The electric grid's "reliance on IT systems and networks exposes it to potential and known cybersecurity vulnerabilities, which could be exploited by attackers," Gregory Wilshusen, director of information security issues at the U.S. Government Accountability Office, said Tuesday in testimony to the U.S. Senate Committee on Energy and Natural Resources, according to a report.
The use of IT in the power grid can provide many benefits, such as greater efficiency and lower costs to consumers, but they also introduce new security risks, Wilshusen said. Industrial control systems that were originally designed to operate in isolation are increasingly being connected to the internet and IT networks, making them more vulnerable.
Embedded systems security has a "checkered history," Hugh Thompson, program committee chairman for the RSA Conference, told SCMagazine.com on Wednesday.
Even though industrial control systems were not designed to be online, decisions to move them in that direction were made in the context of productivity, scalability, and efficiency, Thompson said. But the security implications were not clear until they were examined holistically.

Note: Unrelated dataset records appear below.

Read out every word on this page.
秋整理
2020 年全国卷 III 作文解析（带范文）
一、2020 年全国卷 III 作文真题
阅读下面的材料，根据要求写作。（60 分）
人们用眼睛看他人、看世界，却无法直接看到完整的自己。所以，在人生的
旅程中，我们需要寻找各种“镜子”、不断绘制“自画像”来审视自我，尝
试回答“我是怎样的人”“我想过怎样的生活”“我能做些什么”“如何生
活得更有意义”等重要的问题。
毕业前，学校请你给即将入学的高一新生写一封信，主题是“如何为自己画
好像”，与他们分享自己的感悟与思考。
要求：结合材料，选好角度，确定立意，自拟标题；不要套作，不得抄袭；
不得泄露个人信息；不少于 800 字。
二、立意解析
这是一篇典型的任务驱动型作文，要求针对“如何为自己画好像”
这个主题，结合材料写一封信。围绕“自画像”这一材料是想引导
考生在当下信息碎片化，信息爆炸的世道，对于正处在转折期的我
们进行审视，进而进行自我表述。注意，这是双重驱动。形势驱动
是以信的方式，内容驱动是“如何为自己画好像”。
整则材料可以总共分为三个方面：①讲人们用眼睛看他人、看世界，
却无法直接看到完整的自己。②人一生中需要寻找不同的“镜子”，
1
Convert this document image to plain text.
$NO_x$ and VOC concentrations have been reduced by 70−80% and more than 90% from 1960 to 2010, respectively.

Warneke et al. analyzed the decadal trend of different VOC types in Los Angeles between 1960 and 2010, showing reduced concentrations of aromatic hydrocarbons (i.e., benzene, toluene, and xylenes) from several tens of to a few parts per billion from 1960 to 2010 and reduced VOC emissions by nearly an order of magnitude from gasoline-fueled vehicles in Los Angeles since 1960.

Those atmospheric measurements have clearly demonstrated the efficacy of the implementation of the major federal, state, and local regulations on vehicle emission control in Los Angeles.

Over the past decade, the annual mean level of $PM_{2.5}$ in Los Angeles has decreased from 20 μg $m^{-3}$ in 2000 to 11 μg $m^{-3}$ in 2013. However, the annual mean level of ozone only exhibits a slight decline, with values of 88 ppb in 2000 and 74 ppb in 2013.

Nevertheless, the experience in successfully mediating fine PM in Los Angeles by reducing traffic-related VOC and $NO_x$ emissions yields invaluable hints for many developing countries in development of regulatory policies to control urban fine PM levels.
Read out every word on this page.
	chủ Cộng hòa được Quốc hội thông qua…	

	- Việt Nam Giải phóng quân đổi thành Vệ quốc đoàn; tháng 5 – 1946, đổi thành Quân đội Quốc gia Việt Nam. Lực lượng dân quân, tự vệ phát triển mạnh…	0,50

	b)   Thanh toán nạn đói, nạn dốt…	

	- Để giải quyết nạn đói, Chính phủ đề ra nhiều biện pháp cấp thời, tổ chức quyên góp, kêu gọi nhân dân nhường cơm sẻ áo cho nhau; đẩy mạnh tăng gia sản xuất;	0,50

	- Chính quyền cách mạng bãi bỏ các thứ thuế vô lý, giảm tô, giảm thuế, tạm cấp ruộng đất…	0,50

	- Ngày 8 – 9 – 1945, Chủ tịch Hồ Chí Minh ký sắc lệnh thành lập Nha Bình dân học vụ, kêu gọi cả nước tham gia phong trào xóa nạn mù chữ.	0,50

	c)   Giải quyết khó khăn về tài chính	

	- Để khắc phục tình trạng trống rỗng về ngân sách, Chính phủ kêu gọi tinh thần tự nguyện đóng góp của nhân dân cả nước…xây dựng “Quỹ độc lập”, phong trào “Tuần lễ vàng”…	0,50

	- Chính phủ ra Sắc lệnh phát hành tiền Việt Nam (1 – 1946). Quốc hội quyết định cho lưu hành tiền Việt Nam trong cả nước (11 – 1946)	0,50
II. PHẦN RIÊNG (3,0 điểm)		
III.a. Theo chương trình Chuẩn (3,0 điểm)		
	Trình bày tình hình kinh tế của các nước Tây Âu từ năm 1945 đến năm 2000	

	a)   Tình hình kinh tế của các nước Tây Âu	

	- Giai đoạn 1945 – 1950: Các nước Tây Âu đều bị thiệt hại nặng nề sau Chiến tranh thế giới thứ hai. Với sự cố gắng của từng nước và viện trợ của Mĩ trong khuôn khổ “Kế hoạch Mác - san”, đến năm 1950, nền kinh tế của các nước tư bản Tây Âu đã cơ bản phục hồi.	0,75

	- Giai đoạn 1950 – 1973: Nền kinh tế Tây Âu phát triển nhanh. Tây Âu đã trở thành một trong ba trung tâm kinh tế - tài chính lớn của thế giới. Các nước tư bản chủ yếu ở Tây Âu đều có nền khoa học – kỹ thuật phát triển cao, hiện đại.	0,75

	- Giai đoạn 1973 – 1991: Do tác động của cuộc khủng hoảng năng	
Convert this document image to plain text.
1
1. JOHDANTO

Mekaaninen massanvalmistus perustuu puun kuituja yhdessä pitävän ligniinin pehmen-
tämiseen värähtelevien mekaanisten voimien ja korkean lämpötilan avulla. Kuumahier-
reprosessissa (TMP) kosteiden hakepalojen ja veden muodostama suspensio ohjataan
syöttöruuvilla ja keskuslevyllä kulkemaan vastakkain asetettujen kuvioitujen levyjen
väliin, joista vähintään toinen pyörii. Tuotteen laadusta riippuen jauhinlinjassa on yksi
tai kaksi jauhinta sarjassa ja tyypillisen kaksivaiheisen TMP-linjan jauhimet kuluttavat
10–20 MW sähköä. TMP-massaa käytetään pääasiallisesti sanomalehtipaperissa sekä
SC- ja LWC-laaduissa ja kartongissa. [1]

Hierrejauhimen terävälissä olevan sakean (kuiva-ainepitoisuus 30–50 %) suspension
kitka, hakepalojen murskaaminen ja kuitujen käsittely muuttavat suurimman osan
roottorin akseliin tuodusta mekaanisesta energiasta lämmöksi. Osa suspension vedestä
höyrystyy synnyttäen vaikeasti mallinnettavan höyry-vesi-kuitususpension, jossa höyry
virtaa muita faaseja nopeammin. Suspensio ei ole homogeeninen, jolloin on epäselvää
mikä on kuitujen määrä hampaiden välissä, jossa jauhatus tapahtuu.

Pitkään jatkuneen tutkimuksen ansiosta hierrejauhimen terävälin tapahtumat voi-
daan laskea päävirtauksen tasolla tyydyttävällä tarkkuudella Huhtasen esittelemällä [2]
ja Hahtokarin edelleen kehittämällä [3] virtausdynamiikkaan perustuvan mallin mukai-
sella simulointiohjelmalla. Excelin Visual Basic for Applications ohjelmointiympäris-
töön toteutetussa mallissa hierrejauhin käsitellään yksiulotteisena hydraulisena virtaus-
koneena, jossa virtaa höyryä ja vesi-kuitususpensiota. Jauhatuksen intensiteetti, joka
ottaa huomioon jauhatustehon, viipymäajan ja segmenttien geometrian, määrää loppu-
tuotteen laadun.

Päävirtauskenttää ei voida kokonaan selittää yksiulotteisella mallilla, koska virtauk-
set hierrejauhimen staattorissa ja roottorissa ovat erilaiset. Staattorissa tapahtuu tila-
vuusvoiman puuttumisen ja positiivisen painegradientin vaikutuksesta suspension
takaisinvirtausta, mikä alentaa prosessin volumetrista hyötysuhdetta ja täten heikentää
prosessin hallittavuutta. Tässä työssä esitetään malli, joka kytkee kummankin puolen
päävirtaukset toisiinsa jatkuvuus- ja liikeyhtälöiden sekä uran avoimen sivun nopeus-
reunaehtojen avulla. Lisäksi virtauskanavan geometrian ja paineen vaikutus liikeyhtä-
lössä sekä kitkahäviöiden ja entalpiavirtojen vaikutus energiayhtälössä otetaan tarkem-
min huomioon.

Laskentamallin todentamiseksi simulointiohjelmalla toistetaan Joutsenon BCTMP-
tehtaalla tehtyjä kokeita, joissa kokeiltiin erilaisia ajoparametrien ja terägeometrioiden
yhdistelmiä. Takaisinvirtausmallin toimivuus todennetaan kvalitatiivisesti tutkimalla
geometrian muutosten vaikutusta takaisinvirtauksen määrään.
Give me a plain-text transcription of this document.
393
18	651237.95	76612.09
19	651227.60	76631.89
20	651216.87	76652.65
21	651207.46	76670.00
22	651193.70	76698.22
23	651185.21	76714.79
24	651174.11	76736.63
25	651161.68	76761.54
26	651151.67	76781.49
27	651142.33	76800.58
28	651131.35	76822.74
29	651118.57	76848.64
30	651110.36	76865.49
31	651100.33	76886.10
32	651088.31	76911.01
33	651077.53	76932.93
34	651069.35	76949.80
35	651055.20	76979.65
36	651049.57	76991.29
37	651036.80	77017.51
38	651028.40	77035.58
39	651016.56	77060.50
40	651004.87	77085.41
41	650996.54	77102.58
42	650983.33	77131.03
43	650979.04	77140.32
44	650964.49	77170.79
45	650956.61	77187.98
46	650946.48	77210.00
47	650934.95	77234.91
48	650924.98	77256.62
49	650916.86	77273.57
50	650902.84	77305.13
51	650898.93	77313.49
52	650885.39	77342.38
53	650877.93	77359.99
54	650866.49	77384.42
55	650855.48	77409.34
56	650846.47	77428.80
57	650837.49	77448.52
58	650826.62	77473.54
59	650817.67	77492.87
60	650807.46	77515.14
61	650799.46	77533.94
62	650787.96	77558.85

To improve power grid security, the North American Electric Reliability Corp. (NERC) has adopted mandatory cybersecurity standards. However, to date, there is no system in place to monitor or enforce compliance with the standards, Wilshusen said.
He said there was a "bifurcation of responsibility," but no one had clear oversight. The federal government has standards covering the systems used for generating and transmitting power, but state laws generally regulate local operations and actual delivery to customers.
There is a "lack of a coordinated approach to monitor whether industry follows voluntary standards," he said.
The electricity industry also lacks an effective mechanism for collaborating on threat information, Wilshusen said. The government must share data and defense intelligence with the private sector, but the operators themselves have to also report when there is an incident, he said.
Operators are often reluctant to publicize breaches and attacks because they are worried about loss of reputation or being held liable, Wilshusen said. Recipients in an information sharing framework have to be clearly defined, and the information must be anonymized in such a manner to protect the organization.